The shift to a strong, structured Module 2.3 that drives assessment, with Module 3 as a supporting body of data, aligns well with science‑ and risk‑based review. It should, in principle, reduce redundancy and focus reviewers on what matters: control strategy, lifecycle tools, and benefit–risk considerations.

Alignment with lifecycle management concepts

By explicitly integrating Established Conditions, PLCM documents and change management frameworks, ICH M4Q(R2) brings the CTD structure closer to the lifecycle thinking introduced by ICH Q12.
For organisations already working within a Quality by Design framework, this creates welcome coherence between development strategy and regulatory documentation.

A foundation for Digital CMC

The increased structural granularity and the emphasis on consistent data elements provide a foundation for structured CMC information management.
This aligns with ongoing industry efforts to build Digital CMC ecosystems, where regulatory submissions are generated from structured data rather than manually assembled documents.

Open Questions

Complexity versus clarity

While DMCS and keyword‑based structuring are intended to improve clarity and harmonisation, the redistribution of content from M4Q(R1) into multiple new subsections risks making dossiers more difficult to navigate if not accompanied by good examples. Early regulator comment summaries indicate that industry is concerned about duplication and ambiguity around what belongs in Module 2.3 versus Module 3.

“Structured” but not fully standardised

ICH M4Q(R2) stops short of defining a universal data model or eCTD schema for CMC data. This gives sponsors flexibility, but it may also lead to divergent implementations of “structured” submissions and limit interoperability unless regulators follow up with more prescriptive technical specifications.

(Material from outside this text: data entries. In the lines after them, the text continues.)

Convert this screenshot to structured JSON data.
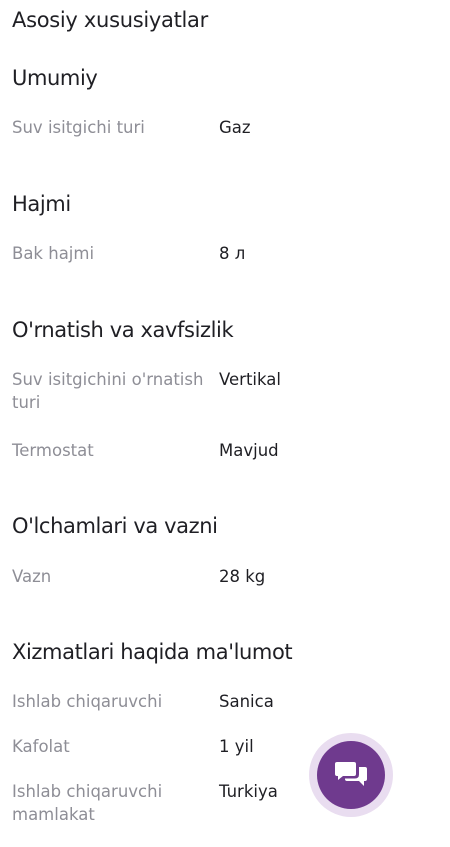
{
  "page": {
    "title": "Asosiy xususiyatlar"
  },
  "sections": [
    {
      "title": "Umumiy",
      "rows": [
        {
          "key": "Suv isitgichi turi",
          "value": "Gaz"
        }
      ]
    },
    {
      "title": "Hajmi",
      "rows": [
        {
          "key": "Bak hajmi",
          "value": "8 л"
        }
      ]
    },
    {
      "title": "O'rnatish va xavfsizlik",
      "rows": [
        {
          "key": "Suv isitgichini o'rnatish turi",
          "value": "Vertikal"
        },
        {
          "key": "Termostat",
          "value": "Mavjud"
        }
      ]
    },
    {
      "title": "O'lchamlari va vazni",
      "rows": [
        {
          "key": "Vazn",
          "value": "28 kg"
        }
      ]
    },
    {
      "title": "Xizmatlari haqida ma'lumot",
      "rows": [
        {
          "key": "Ishlab chiqaruvchi",
          "value": "Sanica"
        },
        {
          "key": "Kafolat",
          "value": "1 yil"
        },
        {
          "key": "Ishlab chiqaruvchi mamlakat",
          "value": "Turkiya"
        }
      ]
    }
  ],
  "chat_button": {
    "icon": "chat-bubbles-icon",
    "color": "#6f3a8e",
    "ring_color": "#e9ddf0"
  }
}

Implementation burden and readiness

The benefits of ICH M4Q(R2) will not materialise automatically. Companies will need to:

• redesign internal dossier templates
• train multidisciplinary teams
• potentially implement new digital CMC and knowledge management platforms

Organisations with limited digital maturity may find the transition particularly challenging.

Integration with existing regional frameworks

Even with a harmonised ICH guideline, regulatory systems differ across regions. Differences in legislation, submission infrastructure and review practices may lead to varying interpretations during the first years of implementation.

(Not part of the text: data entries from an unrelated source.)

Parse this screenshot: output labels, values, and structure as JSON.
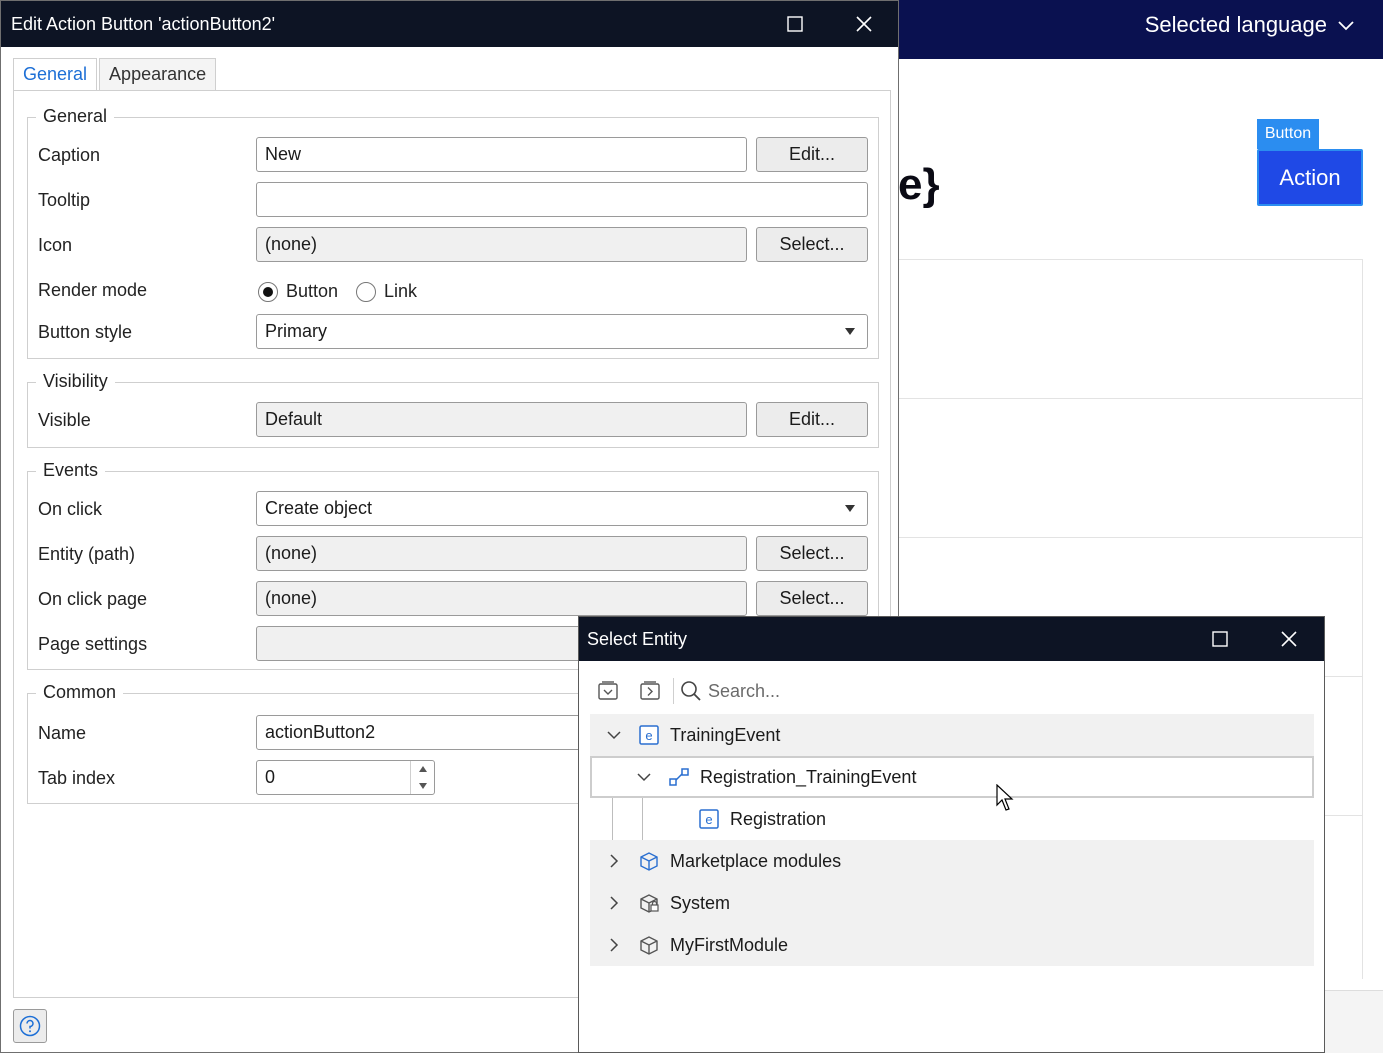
{
  "background": {
    "selected_language": "Selected language",
    "brace_fragment": "e}",
    "button_tag": "Button",
    "action_button": "Action"
  },
  "edit_dialog": {
    "title": "Edit Action Button 'actionButton2'",
    "tabs": [
      {
        "label": "General",
        "active": true
      },
      {
        "label": "Appearance",
        "active": false
      }
    ],
    "general": {
      "legend": "General",
      "caption_label": "Caption",
      "caption_value": "New",
      "caption_button": "Edit...",
      "tooltip_label": "Tooltip",
      "tooltip_value": "",
      "icon_label": "Icon",
      "icon_value": "(none)",
      "icon_button": "Select...",
      "render_mode_label": "Render mode",
      "render_mode_options": [
        "Button",
        "Link"
      ],
      "render_mode_selected": "Button",
      "button_style_label": "Button style",
      "button_style_value": "Primary"
    },
    "visibility": {
      "legend": "Visibility",
      "visible_label": "Visible",
      "visible_value": "Default",
      "visible_button": "Edit..."
    },
    "events": {
      "legend": "Events",
      "on_click_label": "On click",
      "on_click_value": "Create object",
      "entity_label": "Entity (path)",
      "entity_value": "(none)",
      "entity_button": "Select...",
      "on_click_page_label": "On click page",
      "on_click_page_value": "(none)",
      "on_click_page_button": "Select...",
      "page_settings_label": "Page settings"
    },
    "common": {
      "legend": "Common",
      "name_label": "Name",
      "name_value": "actionButton2",
      "tab_index_label": "Tab index",
      "tab_index_value": "0"
    }
  },
  "select_dialog": {
    "title": "Select Entity",
    "search_placeholder": "Search...",
    "tree": [
      {
        "label": "TrainingEvent",
        "expanded": true,
        "icon": "entity-icon"
      },
      {
        "label": "Registration_TrainingEvent",
        "expanded": true,
        "icon": "association-icon"
      },
      {
        "label": "Registration",
        "icon": "entity-icon"
      },
      {
        "label": "Marketplace modules",
        "expanded": false,
        "icon": "module-box-icon"
      },
      {
        "label": "System",
        "expanded": false,
        "icon": "system-module-icon"
      },
      {
        "label": "MyFirstModule",
        "expanded": false,
        "icon": "module-box-icon"
      }
    ]
  },
  "colors": {
    "titlebar": "#0d1424",
    "topbar": "#0a1150",
    "accent": "#1d6fd6",
    "action_button": "#1f49e6"
  }
}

What CMC and Regulatory Teams Should Do Now

Even though ICH M4Q(R2) is still a draft, waiting passively is not a viable strategy. The direction of travel is clear enough to justify concrete steps.

Map your current dossiers against the ICH M4Q(R2) structure

• Perform a gap assessment of representative products against the draft Module 2.3 and DMCS‑based Module 3.
• Identify where key elements such as QTPP, CQAs, Overall Control Strategy, ECs and PLCM information are currently located—and how easily they could be re‑organised.

Clarify ownership of key narratives

• Decide who “owns” the Overall Development and Control Strategy section and the PLCM narrative across RA, CMC development, QA/QC and supply chain.
• Ensure that decisions on control strategy and change management are captured in a way that can be reused across multiple submissions and lifecycle events.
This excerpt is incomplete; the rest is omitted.